Defriman Jaffrey, an epidemiologist at Andalas University in Padang, said deaths in West Sumatra in May were the highest.

In Riau, Sumatra, daily cases more than doubled from early April to more than 800 by mid-May, while positivity was 35.8% last week, said Wilden Asfan Hasibuan, an epidemiologist and adviser to the provincial task force.

Beyond India, a growing number of Asian countries are ravaged by fresh waves of coronavirus

Wilden attributes the jump in increased mobility and the possible spread of coronavirus variants, which have caused major spikes in many countries.

The impact of the variants is difficult to determine in Indonesia, which has limited genomic sequencing capacity.

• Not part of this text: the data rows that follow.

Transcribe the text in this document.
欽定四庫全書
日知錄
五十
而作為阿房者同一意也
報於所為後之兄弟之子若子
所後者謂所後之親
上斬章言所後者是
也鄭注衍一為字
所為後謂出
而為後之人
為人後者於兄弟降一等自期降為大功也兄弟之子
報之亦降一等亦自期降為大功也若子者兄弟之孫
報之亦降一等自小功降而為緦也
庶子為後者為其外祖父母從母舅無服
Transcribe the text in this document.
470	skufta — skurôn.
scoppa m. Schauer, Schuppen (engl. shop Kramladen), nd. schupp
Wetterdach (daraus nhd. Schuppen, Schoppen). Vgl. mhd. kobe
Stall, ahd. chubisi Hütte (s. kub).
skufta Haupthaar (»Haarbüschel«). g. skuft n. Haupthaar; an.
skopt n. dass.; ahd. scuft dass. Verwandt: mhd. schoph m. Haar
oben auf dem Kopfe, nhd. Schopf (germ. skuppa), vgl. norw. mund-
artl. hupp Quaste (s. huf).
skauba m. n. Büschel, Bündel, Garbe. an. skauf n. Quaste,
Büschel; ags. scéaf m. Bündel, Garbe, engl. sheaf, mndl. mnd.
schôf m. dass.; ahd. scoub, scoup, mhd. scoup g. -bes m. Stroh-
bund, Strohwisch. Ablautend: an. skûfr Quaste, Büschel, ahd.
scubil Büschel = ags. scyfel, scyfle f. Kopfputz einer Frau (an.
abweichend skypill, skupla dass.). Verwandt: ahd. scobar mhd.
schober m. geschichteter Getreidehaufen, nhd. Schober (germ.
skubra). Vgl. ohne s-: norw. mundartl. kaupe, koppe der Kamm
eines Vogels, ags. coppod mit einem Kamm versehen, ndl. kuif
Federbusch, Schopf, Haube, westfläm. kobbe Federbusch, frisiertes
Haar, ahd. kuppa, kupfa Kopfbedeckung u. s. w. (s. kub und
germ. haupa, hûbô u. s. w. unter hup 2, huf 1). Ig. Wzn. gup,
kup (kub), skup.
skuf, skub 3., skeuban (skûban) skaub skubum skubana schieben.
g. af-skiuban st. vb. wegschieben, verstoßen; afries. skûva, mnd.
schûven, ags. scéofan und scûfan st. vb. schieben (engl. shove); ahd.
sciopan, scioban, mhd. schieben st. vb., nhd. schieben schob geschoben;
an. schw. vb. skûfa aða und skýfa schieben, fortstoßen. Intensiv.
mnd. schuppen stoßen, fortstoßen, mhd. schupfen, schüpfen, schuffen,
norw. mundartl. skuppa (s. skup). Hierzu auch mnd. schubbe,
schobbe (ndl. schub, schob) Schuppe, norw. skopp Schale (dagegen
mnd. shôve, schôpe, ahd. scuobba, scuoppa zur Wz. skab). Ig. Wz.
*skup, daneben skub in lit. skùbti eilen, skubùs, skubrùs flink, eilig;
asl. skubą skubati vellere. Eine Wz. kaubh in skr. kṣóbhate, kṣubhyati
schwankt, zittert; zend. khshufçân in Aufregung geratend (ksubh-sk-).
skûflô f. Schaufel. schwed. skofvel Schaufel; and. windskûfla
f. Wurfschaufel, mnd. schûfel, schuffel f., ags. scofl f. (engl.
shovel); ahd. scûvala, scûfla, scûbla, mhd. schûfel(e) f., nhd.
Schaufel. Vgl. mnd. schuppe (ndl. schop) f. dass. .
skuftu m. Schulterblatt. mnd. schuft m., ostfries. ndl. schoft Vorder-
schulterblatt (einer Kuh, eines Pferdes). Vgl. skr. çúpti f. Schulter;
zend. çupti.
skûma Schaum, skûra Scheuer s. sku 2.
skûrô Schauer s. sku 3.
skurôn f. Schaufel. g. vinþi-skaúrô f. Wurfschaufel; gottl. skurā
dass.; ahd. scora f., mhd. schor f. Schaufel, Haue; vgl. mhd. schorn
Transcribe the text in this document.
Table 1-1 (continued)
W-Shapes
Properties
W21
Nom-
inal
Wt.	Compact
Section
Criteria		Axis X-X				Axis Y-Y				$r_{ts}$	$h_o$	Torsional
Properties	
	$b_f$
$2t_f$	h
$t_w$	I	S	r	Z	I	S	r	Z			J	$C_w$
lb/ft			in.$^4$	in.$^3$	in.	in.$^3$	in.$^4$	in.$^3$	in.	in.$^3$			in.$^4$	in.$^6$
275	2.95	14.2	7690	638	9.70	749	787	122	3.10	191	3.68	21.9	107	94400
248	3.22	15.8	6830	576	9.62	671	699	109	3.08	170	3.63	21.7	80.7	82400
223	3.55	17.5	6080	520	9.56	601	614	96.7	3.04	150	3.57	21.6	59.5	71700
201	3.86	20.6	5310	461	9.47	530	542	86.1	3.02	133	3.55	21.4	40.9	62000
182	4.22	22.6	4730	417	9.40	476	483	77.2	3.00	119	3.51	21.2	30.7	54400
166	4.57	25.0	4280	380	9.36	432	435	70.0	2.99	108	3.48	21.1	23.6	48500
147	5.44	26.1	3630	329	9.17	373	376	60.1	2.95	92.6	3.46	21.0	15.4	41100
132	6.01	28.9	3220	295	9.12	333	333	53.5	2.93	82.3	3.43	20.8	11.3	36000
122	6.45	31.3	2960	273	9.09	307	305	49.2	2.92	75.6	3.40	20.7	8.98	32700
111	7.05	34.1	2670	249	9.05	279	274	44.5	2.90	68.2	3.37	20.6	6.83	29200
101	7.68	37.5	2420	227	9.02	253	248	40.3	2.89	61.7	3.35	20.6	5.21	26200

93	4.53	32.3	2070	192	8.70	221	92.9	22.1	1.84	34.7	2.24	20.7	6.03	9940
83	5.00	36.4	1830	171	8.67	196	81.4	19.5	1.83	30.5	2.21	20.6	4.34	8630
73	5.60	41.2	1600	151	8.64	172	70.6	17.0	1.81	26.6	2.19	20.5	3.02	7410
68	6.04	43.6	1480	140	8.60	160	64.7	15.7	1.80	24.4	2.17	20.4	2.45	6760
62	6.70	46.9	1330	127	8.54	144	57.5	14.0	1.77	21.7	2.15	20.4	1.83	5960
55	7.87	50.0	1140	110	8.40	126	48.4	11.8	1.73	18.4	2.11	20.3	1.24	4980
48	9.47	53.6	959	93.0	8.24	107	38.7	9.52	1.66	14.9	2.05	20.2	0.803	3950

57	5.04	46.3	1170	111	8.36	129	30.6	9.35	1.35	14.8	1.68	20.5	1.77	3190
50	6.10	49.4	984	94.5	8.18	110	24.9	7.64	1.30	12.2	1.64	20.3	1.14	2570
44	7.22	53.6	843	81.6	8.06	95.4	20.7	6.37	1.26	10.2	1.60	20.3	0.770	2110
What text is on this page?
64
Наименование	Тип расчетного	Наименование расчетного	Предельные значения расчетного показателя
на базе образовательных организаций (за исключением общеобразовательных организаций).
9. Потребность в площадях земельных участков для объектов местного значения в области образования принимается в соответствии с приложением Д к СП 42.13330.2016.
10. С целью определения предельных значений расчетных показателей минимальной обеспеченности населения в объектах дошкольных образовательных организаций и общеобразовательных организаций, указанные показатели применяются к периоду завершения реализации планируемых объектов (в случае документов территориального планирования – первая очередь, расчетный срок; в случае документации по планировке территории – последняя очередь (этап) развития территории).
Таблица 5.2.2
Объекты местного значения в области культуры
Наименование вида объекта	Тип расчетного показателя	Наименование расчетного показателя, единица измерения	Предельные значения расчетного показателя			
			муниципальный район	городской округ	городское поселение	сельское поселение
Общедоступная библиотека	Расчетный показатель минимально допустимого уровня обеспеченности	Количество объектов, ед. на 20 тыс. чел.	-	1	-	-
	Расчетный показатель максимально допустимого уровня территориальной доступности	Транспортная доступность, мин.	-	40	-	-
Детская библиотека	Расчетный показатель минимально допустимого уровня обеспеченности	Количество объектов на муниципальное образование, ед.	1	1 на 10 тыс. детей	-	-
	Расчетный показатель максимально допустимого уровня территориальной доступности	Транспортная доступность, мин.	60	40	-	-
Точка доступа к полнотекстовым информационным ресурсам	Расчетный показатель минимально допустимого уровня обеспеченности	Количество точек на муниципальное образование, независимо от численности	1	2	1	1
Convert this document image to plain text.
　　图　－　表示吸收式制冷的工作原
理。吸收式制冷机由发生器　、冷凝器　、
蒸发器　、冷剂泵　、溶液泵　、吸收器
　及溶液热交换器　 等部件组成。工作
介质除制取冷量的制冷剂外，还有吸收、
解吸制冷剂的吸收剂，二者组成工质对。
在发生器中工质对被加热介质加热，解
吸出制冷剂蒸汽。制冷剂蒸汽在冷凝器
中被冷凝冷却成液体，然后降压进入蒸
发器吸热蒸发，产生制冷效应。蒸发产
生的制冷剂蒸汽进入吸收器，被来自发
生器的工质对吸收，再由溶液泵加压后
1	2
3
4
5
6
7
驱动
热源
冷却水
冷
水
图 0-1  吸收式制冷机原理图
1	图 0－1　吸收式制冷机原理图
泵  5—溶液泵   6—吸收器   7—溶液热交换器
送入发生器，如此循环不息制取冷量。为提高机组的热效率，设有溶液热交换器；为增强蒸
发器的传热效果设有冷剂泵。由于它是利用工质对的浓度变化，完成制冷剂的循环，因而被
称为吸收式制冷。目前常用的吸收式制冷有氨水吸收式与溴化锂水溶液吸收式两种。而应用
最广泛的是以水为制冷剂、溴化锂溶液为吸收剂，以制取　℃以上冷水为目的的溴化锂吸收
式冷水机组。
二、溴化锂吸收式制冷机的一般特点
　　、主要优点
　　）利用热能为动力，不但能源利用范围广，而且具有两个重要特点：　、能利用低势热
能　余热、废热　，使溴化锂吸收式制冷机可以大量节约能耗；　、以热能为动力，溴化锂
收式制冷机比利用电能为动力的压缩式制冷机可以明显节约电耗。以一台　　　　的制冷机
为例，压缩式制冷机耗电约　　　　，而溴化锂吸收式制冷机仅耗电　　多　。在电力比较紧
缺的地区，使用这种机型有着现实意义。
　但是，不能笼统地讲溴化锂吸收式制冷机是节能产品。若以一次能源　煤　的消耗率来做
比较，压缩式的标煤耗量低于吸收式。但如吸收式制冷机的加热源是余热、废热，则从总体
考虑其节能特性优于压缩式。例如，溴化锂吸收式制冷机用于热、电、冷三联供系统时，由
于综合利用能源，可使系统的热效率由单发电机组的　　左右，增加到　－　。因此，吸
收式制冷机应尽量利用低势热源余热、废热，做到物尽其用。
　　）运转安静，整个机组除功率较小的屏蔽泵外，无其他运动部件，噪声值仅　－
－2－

The country also has shortcomings in testing and monitoring, and its immunization efforts are progressing slowly, with one in 18 people targeted for inoculation so far being fully vaccinated.

Recent studies also show that the incidence may be far higher than the nearly 1.9 million known infections, among the largest in Asia.

Dickie Budiman, an epidemiologist at Griffith University in Australia, said Indonesia should take options more seriously – especially strain B.1.617.2, first identified in India, which he said is in the early stages of spread. .

“If we do not change our strategy, we will face an explosion of cases in the community, mortality will increase,” he said.

“This means that sooner or later it will reach the more vulnerable … we will face an explosion of cases that we cannot contain or respond to in our healthcare facilities.”